Cuando la justicia oficial no es suficientemente fuerte y autónoma, se habilitan las presiones e injerencias, que redundan en la manipulación de juzgadores por parte de quienes detentan el poder político o económico, en función de que la balanza de la justicia se incline en favor de sus intereses.

No puede hablarse de un sistema de justicia eficaz cuando: 1) La selección de los juzgadores no se fundamenta en el mérito, sino en la designación subjetiva y discrecional del elector; 2) Los operadores de justicia no sean dignificados, respetados y protegidos, lo que no supone que estén por encima de la ley ni que no respondan por sus actuaciones; 3) La justicia oficial no goza de independencia económica y funcional; 4) Los juzgadores puedan ser removidos, castigados o trasladados sin expresión de causa o injustificadamente; y 5) Los fallos judiciales no se apegan a la ley, sino que obedecen a la ocurrencia, al capricho o a la orientación política del juzgador. 

Por otro lado, cuando la designación de los juzgadores no se sujeta a una evaluación objetiva de los méritos de capacidad, idoneidad y honradez, sino en su vinculación o afinidad a causas políticas o intereses creados, que comprometan su criterio y sus decisiones, la consecuencia será la inexistencia de juicios justos, que se traicione la legítima aspiración de resolución pacífica de disputas y que se persiga arbitrariamente a opositores políticos y disidentes.

Pero no solo en América Latina se discute la cuestión de la politización de la justicia y la judicialización de la política. La semana pasada, el gobierno de EE. UU. anunció que instalará una comisión de reforma de la Corte Suprema, integrada por nueve jueces. La pretensión es aumentar el número de jueces de dicha Corte, a fin de que puedan incorporarse más juzgadores partidarios del “activismo judicial”, defendido por los políticos liberales progresistas, para contrarrestar la actual mayoría de jueces (de 6 a 3) que se inclinan por la interpretación originalista de la ley. Asimismo, se busca que los jueces ya no ocupen los cargos en forma vitalicia.

En Guatemala, además de que no se ha renovado la Corte Suprema de Justicia (CSJ) y la Corte de Apelaciones, debido a la interferencia de intereses políticos encontrados, estamos a las puertas de la renovación de la Corte de Constitucionalidad (CC).
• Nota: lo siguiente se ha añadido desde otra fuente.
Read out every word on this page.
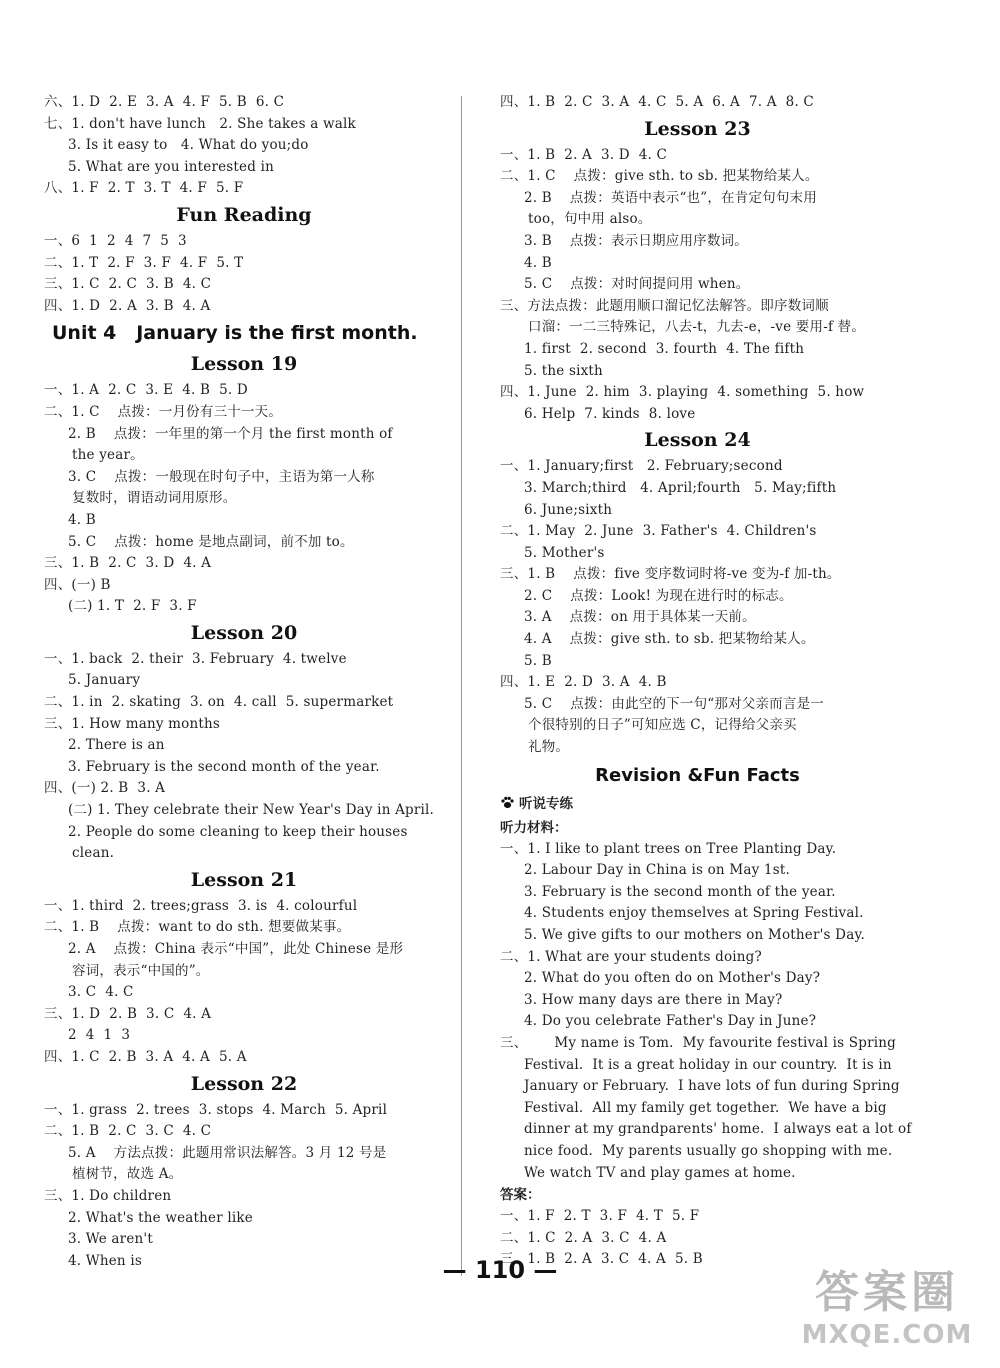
六、1. D  2. E  3. A  4. F  5. B  6. C
七、1. don't have lunch   2. She takes a walk
3. Is it easy to   4. What do you;do
5. What are you interested in
八、1. F  2. T  3. T  4. F  5. F
Fun Reading
一、6  1  2  4  7  5  3
二、1. T  2. F  3. F  4. F  5. T
三、1. C  2. C  3. B  4. C
四、1. D  2. A  3. B  4. A
Unit 4   January is the first month.
Lesson 19
一、1. A  2. C  3. E  4. B  5. D
二、1. C    点拨：一月份有三十一天。
2. B    点拨：一年里的第一个月 the first month of
the year。
3. C    点拨：一般现在时句子中，主语为第一人称
复数时，谓语动词用原形。
4. B
5. C    点拨：home 是地点副词，前不加 to。
三、1. B  2. C  3. D  4. A
四、(一) B
(二) 1. T  2. F  3. F
Lesson 20
一、1. back  2. their  3. February  4. twelve
5. January
二、1. in  2. skating  3. on  4. call  5. supermarket
三、1. How many months
2. There is an
3. February is the second month of the year.
四、(一) 2. B  3. A
(二) 1. They celebrate their New Year's Day in April.
2. People do some cleaning to keep their houses
clean.
Lesson 21
一、1. third  2. trees;grass  3. is  4. colourful
二、1. B    点拨：want to do sth. 想要做某事。
2. A    点拨：China 表示“中国”，此处 Chinese 是形
容词，表示“中国的”。
3. C  4. C
三、1. D  2. B  3. C  4. A
2  4  1  3
四、1. C  2. B  3. A  4. A  5. A
Lesson 22
一、1. grass  2. trees  3. stops  4. March  5. April
二、1. B  2. C  3. C  4. C
5. A    方法点拨：此题用常识法解答。3 月 12 号是
植树节，故选 A。
三、1. Do children
2. What's the weather like
3. We aren't
4. When is
四、1. B  2. C  3. A  4. C  5. A  6. A  7. A  8. C
Lesson 23
一、1. B  2. A  3. D  4. C
二、1. C    点拨：give sth. to sb. 把某物给某人。
2. B    点拨：英语中表示“也”，在肯定句句末用
too，句中用 also。
3. B    点拨：表示日期应用序数词。
4. B
5. C    点拨：对时间提问用 when。
三、方法点拨：此题用顺口溜记忆法解答。即序数词顺
口溜：一二三特殊记，八去-t，九去-e，-ve 要用-f 替。
1. first  2. second  3. fourth  4. The fifth
5. the sixth
四、1. June  2. him  3. playing  4. something  5. how
6. Help  7. kinds  8. love
Lesson 24
一、1. January;first   2. February;second
3. March;third   4. April;fourth   5. May;fifth
6. June;sixth
二、1. May  2. June  3. Father's  4. Children's
5. Mother's
三、1. B    点拨：five 变序数词时将-ve 变为-f 加-th。
2. C    点拨：Look! 为现在进行时的标志。
3. A    点拨：on 用于具体某一天前。
4. A    点拨：give sth. to sb. 把某物给某人。
5. B
四、1. E  2. D  3. A  4. B
5. C    点拨：由此空的下一句“那对父亲而言是一
个很特别的日子”可知应选 C，记得给父亲买
礼物。
Revision &Fun Facts
听说专练
听力材料：
一、1. I like to plant trees on Tree Planting Day.
2. Labour Day in China is on May 1st.
3. February is the second month of the year.
4. Students enjoy themselves at Spring Festival.
5. We give gifts to our mothers on Mother's Day.
二、1. What are your students doing?
2. What do you often do on Mother's Day?
3. How many days are there in May?
4. Do you celebrate Father's Day in June?
三、      My name is Tom.  My favourite festival is Spring
Festival.  It is a great holiday in our country.  It is in
January or February.  I have lots of fun during Spring
Festival.  All my family get together.  We have a big
dinner at my grandparents' home.  I always eat a lot of
nice food.  My parents usually go shopping with me.
We watch TV and play games at home.
答案：
一、1. F  2. T  3. F  4. T  5. F
二、1. C  2. A  3. C  4. A
三、1. B  2. A  3. C  4. A  5. B
— 110 —	答案圈
MXQE.COM
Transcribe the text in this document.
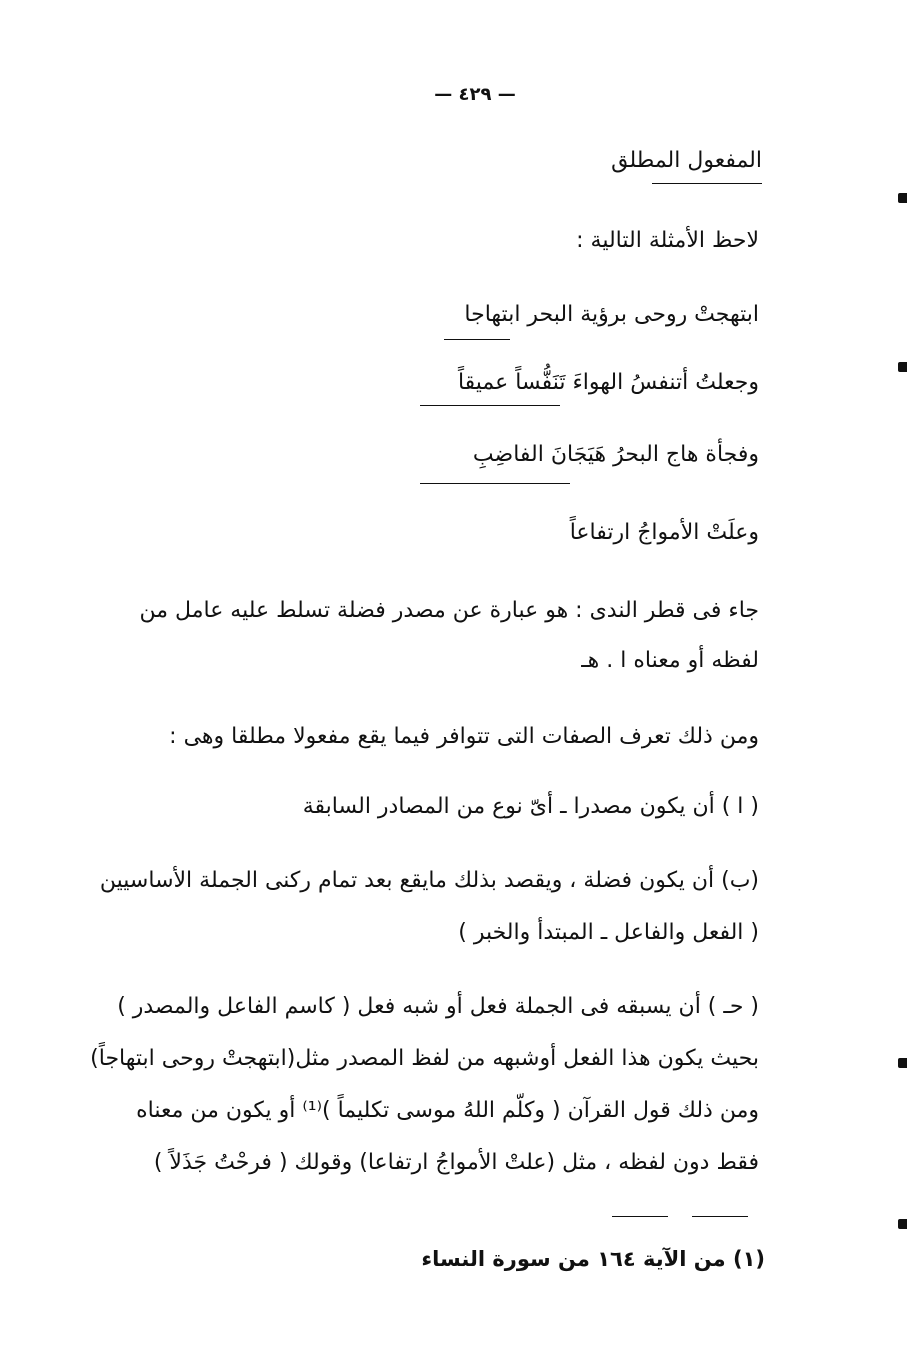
— ٤٢٩ —
المفعول المطلق
لاحظ الأمثلة التالية :
ابتهجتْ روحى برؤية البحر ابتهاجا
وجعلتُ أتنفسُ الهواءَ تَنَفُّساً عميقاً
وفجأة هاج البحرُ هَيَجَانَ الفاضِبِ
وعلَتْ الأمواجُ ارتفاعاً
جاء فى قطر الندى : هو عبارة عن مصدر فضلة تسلط عليه عامل من
لفظه أو معناه ا . هـ
ومن ذلك تعرف الصفات التى تتوافر فيما يقع مفعولا مطلقا وهى :
( ا ) أن يكون مصدرا ـ أىّ نوع من المصادر السابقة
(ب) أن يكون فضلة ، ويقصد بذلك مايقع بعد تمام ركنى الجملة الأساسيين
( الفعل والفاعل ـ المبتدأ والخبر )
( حـ ) أن يسبقه فى الجملة فعل أو شبه فعل ( كاسم الفاعل والمصدر )
بحيث يكون هذا الفعل أوشبهه من لفظ المصدر مثل(ابتهجتْ روحى ابتهاجاً)
ومن ذلك قول القرآن ( وكلّم اللهُ موسى تكليماً )⁽¹⁾ أو يكون من معناه
فقط دون لفظه ، مثل (علتْ الأمواجُ ارتفاعا) وقولك ( فرحْتُ جَذَلاً )
(١) من الآية ١٦٤ من سورة النساء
Corresponde al Congreso, al Ejecutivo, al Colegio de Abogados, a la CSJ y al Consejo Superior de la Usac designar a los cinco magistrados titulares y cinco suplentes, a razón de un titular y un suplente cada uno, de la Octava Magistratura de la CC.

En todo caso, debe tenerse presente que, dado que la Séptima Magistratura atribuyó a la CC un enorme poder político, inmune y discrecional, los factores de poder, como nunca antes, pretenderán incidir en las designaciones o, al menos, obstaculizar que “indeseables” ocupen los cargos, por lo que me temo que, de nuevo, los méritos no necesariamente serán decisivos, lo que inhibirá la postulación de quienes tienen los merecimientos. ¿Demasiado independientes?

Mientras tanto el Estado de Derecho seguirá siendo vulnerable e ineficaz. Vulnerable, porque la justicia no es prioritaria ni totalmente autónoma; e ineficaz, porque la impartición de justicia, además de inaccesible, errática y disfuncional, acusa una grave complicidad con la impunidad, el abuso y el expolio. Esto es la causa de la imperante incertidumbre jurídica, de la altísima conflictividad, de la ingobernabilidad y de la violencia desenfrenada. ¡Basta de ser espectadores!